Das Vermächtnis des alten Volkes

Briefe aus der Gruft

Vorschau

Impressum

Das Vermächtnisdes alten Volkes

Von Rafael Marques

Kurz bevor Bill Conolly sein Flugzeug besteigt, um der Einladung zu einer Ausstellung heidnischer Artefakte in der russischen Oblast Kaliningrad zu folgen, erhält er einen seltsamen Anruf. Dimitry Kobalshev, ein alter Freund, der Bills Einladung organisiert hat, kündigt seinen baldigen Tod an.

Als der Reporter sein Ziel erreicht, muss er feststellen, dass Dimitry tatsächlich auf grausamste Weise ermordet wurde ...

»Es ist wahr, Bill«, raunte ihm die leise, aus dem Telefon dringende Stimme mit unüberhörbar russischem Akzent zu. »Ich glaube, ich werde deine Ankunft nicht mehr erleben.«

Der Reporter sog scharf die Luft ein. Mit so einer Eröffnung hatte er beim besten Willen nicht gerechnet, schon gar nicht wenige Minuten, bevor er die Reise nach Osteuropa antrat.

»Wie kommst du bloß darauf, Dimitry?«, fragte er fassungslos.
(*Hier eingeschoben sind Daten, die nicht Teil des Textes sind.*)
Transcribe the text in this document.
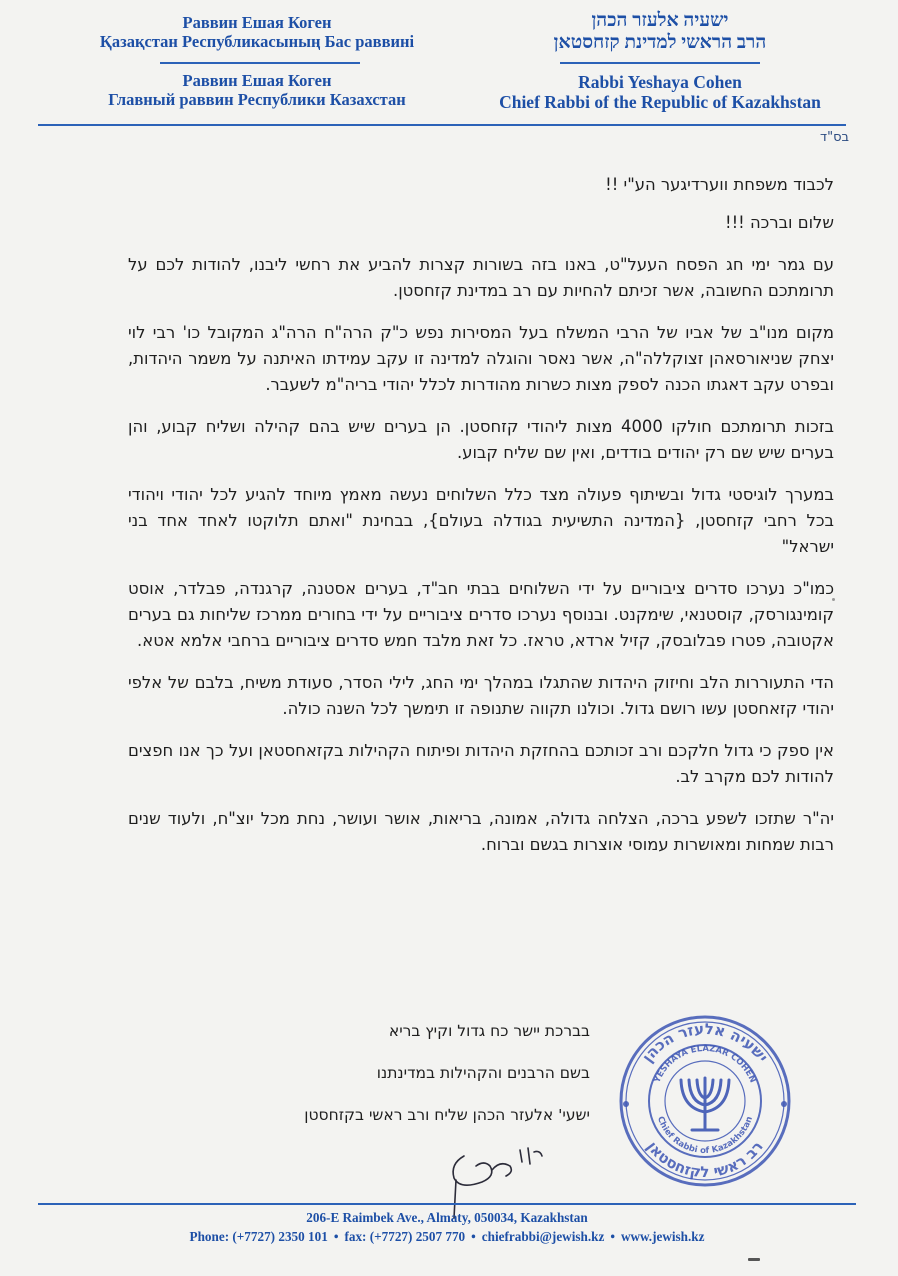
Раввин Ешая Коген
Қазақстан Республикасының Бас раввині
Раввин Ешая Коген
Главный раввин Республики Казахстан
ישעיה אלעזר הכהן
הרב הראשי למדינת קזחסטאן
Rabbi Yeshaya Cohen
Chief Rabbi of the Republic of Kazakhstan
בס"ד

לכבוד משפחת ווערדיגער הע"י !!

שלום וברכה !!!

עם גמר ימי חג הפסח העעל"ט, באנו בזה בשורות קצרות להביע את רחשי ליבנו, להודות לכם על תרומתכם החשובה, אשר זכיתם להחיות עם רב במדינת קזחסטן.

מקום מנו"ב של אביו של הרבי המשלח בעל המסירות נפש כ"ק הרה"ח הרה"ג המקובל כו' רבי לוי יצחק שניאורסאהן זצוקללה"ה, אשר נאסר והוגלה למדינה זו עקב עמידתו האיתנה על משמר היהדות, ובפרט עקב דאגתו הכנה לספק מצות כשרות מהודרות לכלל יהודי בריה"מ לשעבר.

בזכות תרומתכם חולקו 4000 מצות ליהודי קזחסטן. הן בערים שיש בהם קהילה ושליח קבוע, והן בערים שיש שם רק יהודים בודדים, ואין שם שליח קבוע.

במערך לוגיסטי גדול ובשיתוף פעולה מצד כלל השלוחים נעשה מאמץ מיוחד להגיע לכל יהודי ויהודי בכל רחבי קזחסטן, {המדינה התשיעית בגודלה בעולם}, בבחינת "ואתם תלוקטו לאחד אחד בני ישראל"

כמו"כ נערכו סדרים ציבוריים על ידי השלוחים בבתי חב"ד, בערים אסטנה, קרגנדה, פבלדר, אוסט קומינגורסק, קוסטנאי, שימקנט. ובנוסף נערכו סדרים ציבוריים על ידי בחורים ממרכז שליחות גם בערים אקטובה, פטרו פבלובסק, קזיל ארדא, טראז. כל זאת מלבד חמש סדרים ציבוריים ברחבי אלמא אטא.

הדי התעוררות הלב וחיזוק היהדות שהתגלו במהלך ימי החג, לילי הסדר, סעודת משיח, בלבם של אלפי יהודי קזאחסטן עשו רושם גדול. וכולנו תקווה שתנופה זו תימשך לכל השנה כולה.

אין ספק כי גדול חלקכם ורב זכותכם בהחזקת היהדות ופיתוח הקהילות בקזאחסטאן ועל כך אנו חפצים להודות לכם מקרב לב.

יה"ר שתזכו לשפע ברכה, הצלחה גדולה, אמונה, בריאות, אושר ועושר, נחת מכל יוצ"ח, ולעוד שנים רבות שמחות ומאושרות עמוסי אוצרות בגשם וברוח.

בברכת יישר כח גדול וקיץ בריא
בשם הרבנים והקהילות במדינתנו
ישעי' אלעזר הכהן שליח ורב ראשי בקזחסטן
ישעיה אלעזר הכהן
רב ראשי לקזחסטאן
YESHAYA ELAZAR COHEN
Chief Rabbi of Kazakhstan
206-E Raimbek Ave., Almaty, 050034, Kazakhstan
Phone: (+7727) 2350 101 • fax: (+7727) 2507 770 • chiefrabbi@jewish.kz • www.jewish.kz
»Es sind Dinge geschehen, die mir Angst gemacht haben. Menschen sind verschwunden, wahrscheinlich ermordet, und ich denke, dass alles mit der Ausstellung zusammenhängt. Bill, mein Kamerad – wenn ich sterben sollte, weißt du jetzt wenigstens, wo du ansetzen musst. Ich habe keine Zeit mehr. Mach's gut, gute Reise!«

Dimitry Kobalshevs Herz klopfte so laut, dass ihm die Schläge fast die Luft abschnürten. Bei jedem Wort, das er aussprach, musste er davon ausgehen, dass es sein letztes war. Man war hinter ihm her, doch die Verfolger hatten keine Gesichter, und so wusste er auch nicht, ob einer der wenigen Passanten plötzlich eine Waffe ziehen und auf ihn anlegen würde. Oder ob sich einer in ein dämonisches Geschöpf verwandelte ...

Sein Atem ging immer schneller, als er an die Geschichten seines alten Freundes Bill Conolly dachte. Damals, in London, war Dimitry Korrespondent einer großen russischen Tageszeitung gewesen, hatte sich aber oft in seinem allzu tristen Job gelangweilt und über den Tellerrand der internationalen Politik geblickt. Dabei war er irgendwann auf Artikel zu Themen gestoßen, die die meisten Menschen als Spinnereien oder lächerlichen Aberglauben abtaten. Dem freien Journalisten Bill Conolly war es allerdings gelungen, seine Berichte über Geister, Vampire und andere Geschöpfe der Finsternis derart lebensecht und fundiert zu formulieren, dass Dimitry irgendwann diesen Mann kennenlernen wollte. Daraus war mit den Jahren eine echte Freundschaft entstanden, und seine Leber erinnerte sich heute noch mit Grausen an so manche durchzechte Nacht im Bungalow der Conollys.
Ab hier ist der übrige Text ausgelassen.